江戸で私塾を経営した後、伊豆韮山で西洋砲術を学んだ象山は、信州北部の藩領三ヵ村(沓野、湯田中、佐野―山ノ之内町)利用掛を命ぜられ帰藩、開墾や朝鮮ニンジンの栽培など地域起こしに取り組んだ。この間に境界確認や鉱物資源調査のため、三ヵ村の背後に広がる山地から秋山郷に入る公務の旅行をした。
1848年(嘉永元)6月、山役人、猟師など象山一行17人は、渋温泉から渋峠を越えて草津温泉へ。ここから中之条町の北部旧六合村の布池に向かった。当時沼だった布池は、昭和初期に築造されたダムで人造湖の野反湖となった。ここから流れ出る野反川は、佐武流山、白砂山、岩菅山、笠法師など二千m級の山を水源とする魚野川や雑魚川などの川と合流して中津川となり、秋山郷を流れて新潟県津南町で信濃川に注ぐ一級河川だ。
野反湖から秋山郷の最奥の集落湯本(切明)までは険しい渓谷が続き、現在も道路はない。周囲の山への上級者向けの登山道があるだけ。

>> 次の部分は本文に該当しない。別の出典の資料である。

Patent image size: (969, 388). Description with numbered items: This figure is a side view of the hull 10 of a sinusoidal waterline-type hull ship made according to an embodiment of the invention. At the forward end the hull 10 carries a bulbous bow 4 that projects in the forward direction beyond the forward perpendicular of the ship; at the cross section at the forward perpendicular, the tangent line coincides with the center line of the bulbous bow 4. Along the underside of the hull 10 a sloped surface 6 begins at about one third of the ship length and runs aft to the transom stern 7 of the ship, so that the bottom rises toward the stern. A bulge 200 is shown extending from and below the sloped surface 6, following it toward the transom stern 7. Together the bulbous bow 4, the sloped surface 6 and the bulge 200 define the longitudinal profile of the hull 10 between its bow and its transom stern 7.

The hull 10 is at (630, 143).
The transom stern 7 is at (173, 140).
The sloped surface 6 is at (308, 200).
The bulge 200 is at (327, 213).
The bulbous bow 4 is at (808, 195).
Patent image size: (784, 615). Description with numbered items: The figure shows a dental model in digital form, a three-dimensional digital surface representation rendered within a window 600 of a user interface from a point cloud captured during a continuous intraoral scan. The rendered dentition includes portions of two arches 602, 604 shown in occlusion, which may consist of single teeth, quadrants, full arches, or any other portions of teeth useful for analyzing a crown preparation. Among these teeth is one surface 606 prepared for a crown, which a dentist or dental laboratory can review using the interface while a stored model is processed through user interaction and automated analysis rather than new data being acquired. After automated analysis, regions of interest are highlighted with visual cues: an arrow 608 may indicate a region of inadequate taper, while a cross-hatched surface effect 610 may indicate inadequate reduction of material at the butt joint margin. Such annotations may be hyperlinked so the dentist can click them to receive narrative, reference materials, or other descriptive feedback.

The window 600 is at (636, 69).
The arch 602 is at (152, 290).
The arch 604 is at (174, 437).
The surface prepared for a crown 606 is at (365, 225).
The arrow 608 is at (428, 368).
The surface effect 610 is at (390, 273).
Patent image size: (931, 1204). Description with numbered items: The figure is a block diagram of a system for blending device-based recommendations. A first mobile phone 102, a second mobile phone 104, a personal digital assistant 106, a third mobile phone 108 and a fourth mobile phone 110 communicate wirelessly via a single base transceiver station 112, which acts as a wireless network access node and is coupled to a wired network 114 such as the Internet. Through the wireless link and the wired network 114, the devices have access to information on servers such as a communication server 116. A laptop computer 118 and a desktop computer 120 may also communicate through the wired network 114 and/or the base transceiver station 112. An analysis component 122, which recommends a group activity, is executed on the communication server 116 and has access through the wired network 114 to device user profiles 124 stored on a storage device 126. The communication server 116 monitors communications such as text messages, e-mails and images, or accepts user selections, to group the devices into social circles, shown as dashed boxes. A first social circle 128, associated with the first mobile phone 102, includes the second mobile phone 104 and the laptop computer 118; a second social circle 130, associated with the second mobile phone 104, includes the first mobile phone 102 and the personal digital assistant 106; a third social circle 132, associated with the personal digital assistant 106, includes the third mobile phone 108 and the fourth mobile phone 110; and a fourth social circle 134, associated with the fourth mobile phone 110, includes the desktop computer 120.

『秋山記行』には、「湯本から草津へは道という道はない。マタギが通る道だけ。普通の人の往来は思いもよらない。何回もの渡渉や、岸に張った藤蔓に縋って渡る難所があり・・・」記されている。
象山一行は、イワナ猟師の小屋や石室に泊まり、いくつかの源流で鉱石の採取を続けながら歩いた。山中に盗伐者の小屋を発見し、同行の山役人を叱責する場面も。9日目に湯本にたどり着く。和山、屋敷などの秋山郷の集落は素通りして越後に入り、津南から信濃川(千曲川)に沿って南下し渋温泉に帰った。
象山はこの踏査行の後、江戸に出て海防論を展開、吉田松陰の密航事件に連座して下獄、赦免後幕命により上洛し、1864年に攘夷派の浪士に暗殺されるという波乱に満ちた人生を送った。